Three Dark Crowns
by Kendare Blake
This book got me. Got me good. If we had been fighting a duel, I would have bowed my head, said, “Touche,” and apologized for however I had given offense. And then probably applauded my honorable opponent for the impressive victory.
And then the next thing I knew, I’d be flat on my back, completely stunned, looking up at the book smirking over me, hearing the onlookers making shocked noises at how badly I had been slammed. Because just when I thought the book was done – it wasn’t done. It was just setting me up for the knockout.
All right, enough metaphor: let’s just get into it, shall we?
This is a young adult fantasy novel, one with young female protagonists and a fair amount of romance and social drama – friendships being made and broken, trusted advisors turning traitor, and so on – and so it would most likely appeal to young female fantasy fans. But I am only one of those things, and I enjoyed reading the book, so don’t let me pigeonhole it: it’s a good fantasy novel. It’s the first in a series, so it’s setting up the world and the long-haul plot; both are interesting. The world is based around a magical island, hidden by mists and guarded, so the people believe, by a goddess. This goddess creates a new group of potential rulers for the island once a generation, and that group is always the same: a set of triplets, all girls, born to the previous queen.
The difficulty is that only one of the girls can become queen.
The other two have to die.
The other key factor here – and honestly, the part of this book I had the most trouble with (Other than the portrayal of a couple of the teenaged boys, who were idiots or cads, but I’m not going to complain about that because Lord knows there have been more than enough fantasy novels where the female characters are the crappy ones, and it’s certainly not all the guys in this book who are twits; just two, one idiot and one cad. I’ll just shut up and take my lumps.), because it doesn’t work terribly well – is that each of these triplets has a magical power. There are three main magical powers on the island, grouped into houses; whichever house has the triplet who wins the crown becomes the ruling council for the length of her reign. The three powers are: elemental control, animal telepathy, and – poison.

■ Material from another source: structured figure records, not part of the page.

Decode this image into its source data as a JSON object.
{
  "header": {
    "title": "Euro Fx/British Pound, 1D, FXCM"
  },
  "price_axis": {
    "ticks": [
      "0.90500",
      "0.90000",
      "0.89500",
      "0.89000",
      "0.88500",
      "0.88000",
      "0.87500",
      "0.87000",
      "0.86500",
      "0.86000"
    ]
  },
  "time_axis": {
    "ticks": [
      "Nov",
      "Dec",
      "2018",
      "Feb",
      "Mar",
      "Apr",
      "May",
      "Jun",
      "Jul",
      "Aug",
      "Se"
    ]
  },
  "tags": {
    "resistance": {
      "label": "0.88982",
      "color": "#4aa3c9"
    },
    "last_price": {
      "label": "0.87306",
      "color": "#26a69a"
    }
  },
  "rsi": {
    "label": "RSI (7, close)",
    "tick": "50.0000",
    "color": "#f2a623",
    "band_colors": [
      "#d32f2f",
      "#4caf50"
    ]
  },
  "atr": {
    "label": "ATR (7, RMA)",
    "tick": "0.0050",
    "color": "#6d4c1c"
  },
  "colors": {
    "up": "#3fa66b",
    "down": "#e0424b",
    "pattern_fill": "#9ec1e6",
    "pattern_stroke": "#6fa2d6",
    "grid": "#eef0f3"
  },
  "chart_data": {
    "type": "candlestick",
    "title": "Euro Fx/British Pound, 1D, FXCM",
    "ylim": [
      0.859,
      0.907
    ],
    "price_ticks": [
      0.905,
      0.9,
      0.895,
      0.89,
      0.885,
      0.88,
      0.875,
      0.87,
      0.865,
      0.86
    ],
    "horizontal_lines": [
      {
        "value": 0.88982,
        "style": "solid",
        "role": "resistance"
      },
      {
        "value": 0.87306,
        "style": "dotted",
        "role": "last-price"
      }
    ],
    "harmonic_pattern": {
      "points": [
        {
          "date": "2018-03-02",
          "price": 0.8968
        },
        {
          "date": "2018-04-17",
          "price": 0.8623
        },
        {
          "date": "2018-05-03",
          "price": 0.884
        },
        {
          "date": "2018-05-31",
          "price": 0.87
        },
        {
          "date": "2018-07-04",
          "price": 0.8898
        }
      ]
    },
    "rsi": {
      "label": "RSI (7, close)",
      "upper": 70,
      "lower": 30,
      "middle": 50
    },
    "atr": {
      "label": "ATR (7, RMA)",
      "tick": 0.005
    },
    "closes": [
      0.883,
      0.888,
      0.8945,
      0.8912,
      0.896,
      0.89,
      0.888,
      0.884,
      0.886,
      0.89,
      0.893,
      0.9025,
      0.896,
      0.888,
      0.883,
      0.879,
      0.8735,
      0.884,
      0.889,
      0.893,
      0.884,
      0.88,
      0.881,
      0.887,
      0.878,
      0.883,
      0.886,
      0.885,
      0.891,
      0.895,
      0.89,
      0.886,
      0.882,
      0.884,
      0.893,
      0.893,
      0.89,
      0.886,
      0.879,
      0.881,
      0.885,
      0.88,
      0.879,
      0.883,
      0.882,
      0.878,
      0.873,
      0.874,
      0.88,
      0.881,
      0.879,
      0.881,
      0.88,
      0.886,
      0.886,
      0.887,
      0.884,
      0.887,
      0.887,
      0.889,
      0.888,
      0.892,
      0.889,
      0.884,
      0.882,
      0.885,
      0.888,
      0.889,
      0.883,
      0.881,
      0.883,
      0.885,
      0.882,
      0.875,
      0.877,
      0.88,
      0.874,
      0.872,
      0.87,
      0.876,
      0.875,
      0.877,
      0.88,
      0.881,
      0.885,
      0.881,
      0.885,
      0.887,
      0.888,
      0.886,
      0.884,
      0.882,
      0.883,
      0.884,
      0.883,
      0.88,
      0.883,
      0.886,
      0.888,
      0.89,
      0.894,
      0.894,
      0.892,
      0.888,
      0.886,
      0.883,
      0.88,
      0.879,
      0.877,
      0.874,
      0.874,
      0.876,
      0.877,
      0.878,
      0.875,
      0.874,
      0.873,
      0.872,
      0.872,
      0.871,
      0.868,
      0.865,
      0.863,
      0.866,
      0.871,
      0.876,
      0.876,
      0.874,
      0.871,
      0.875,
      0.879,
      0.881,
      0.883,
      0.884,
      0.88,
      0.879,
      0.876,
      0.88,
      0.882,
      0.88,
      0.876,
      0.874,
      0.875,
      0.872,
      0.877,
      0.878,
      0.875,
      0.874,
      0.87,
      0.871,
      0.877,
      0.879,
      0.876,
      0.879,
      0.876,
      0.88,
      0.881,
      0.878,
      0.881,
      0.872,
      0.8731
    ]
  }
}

Look, I don’t mean to be one of those comic book guy, gaming fantasy nerds who complain about a fantasy world being not as good as, say, Tolkien; but this honestly felt off to me. The animal telepathy I’ve got no problem with; there’s not an epic fantasy story in the world that hasn’t made me want to pull a Doctor Doolittle. I want to speak to the Eagles like Gandalf, and run with the wolves like Perrin Aybara, and communicate with dragons like Daenerys Targaryen. So that power was great. The elemental power seemed overbroad, because that queen can do everything: she can bring storms, she can bring earthquakes, she can dance wreathed in fire. And on the other hand, the poison-powered queen can, umm, eat poison. And not die. That’s it. Seems lame in comparison. Also not terribly useful in a magical duel to the death. So I admit, that bugged me a little, particularly because the story is about these three girls approaching the age when they are supposed to start fighting over the throne, meaning they have to kill each other; and really, what are the odds here? The animal telepath can control animals and send them to kill her sisters, and the elemental sister can bring fiery wrath from the skies; the poison sister can – not die while she eats poison. I really couldn’t make that work well in my head, and so it was a bit of a stumbling block.
But here’s the thing: apart from that, the story is great. The girls have different power levels, which means some of them expect to die and others expect to kill their own sisters; and neither is a good place to be. That tension is very well done. The desperation of the weaker sisters to find some way to make their powers sufficient to survive and even kill, that’s also well done. And all of the intrigue, the social interactions, the boys hovering around them trying to become the consort of the next queen (which also means they have to bet on who’s going to win this fight), that was very well done. I liked all of that. I liked all three of the sisters’ characters, even though they’re all entirely different. I was trying to think of a way out of the conundrum they were in, and regretting that I couldn’t; that’s a sign of a good piece of writing, when it leaves the reader looking for a solution to the conflict.
But then: then it got me. At the very end (and no spoilers), an event happened that I pretty much expected, though the means of it was a surprise. But it turned out to have a twist, which I really didn’t expect; Blake set this plot up so well that I was genuinely thrown when the twist happened.
BUT THEN THERE WAS ANOTHER TWIST! Completely unexpected, totally out of left field. And that one, hooooooo BOY – that was the one that knocked me on my ass. But it was great, because it also changed the way I saw the book I had just read: I went from thinking it was okay, to finding it much more interesting once I had this new piece of information. And the best part about it was that it set up a whole different expectation for what would happen in the second book, which means that, of course I have to read that one, now.
So this was a good one. I will want to read the sequels before I recommend it entirely, because I’m not going to recommend a fantasy series that doesn’t end as well as it starts; but this was definitely a promising beginning.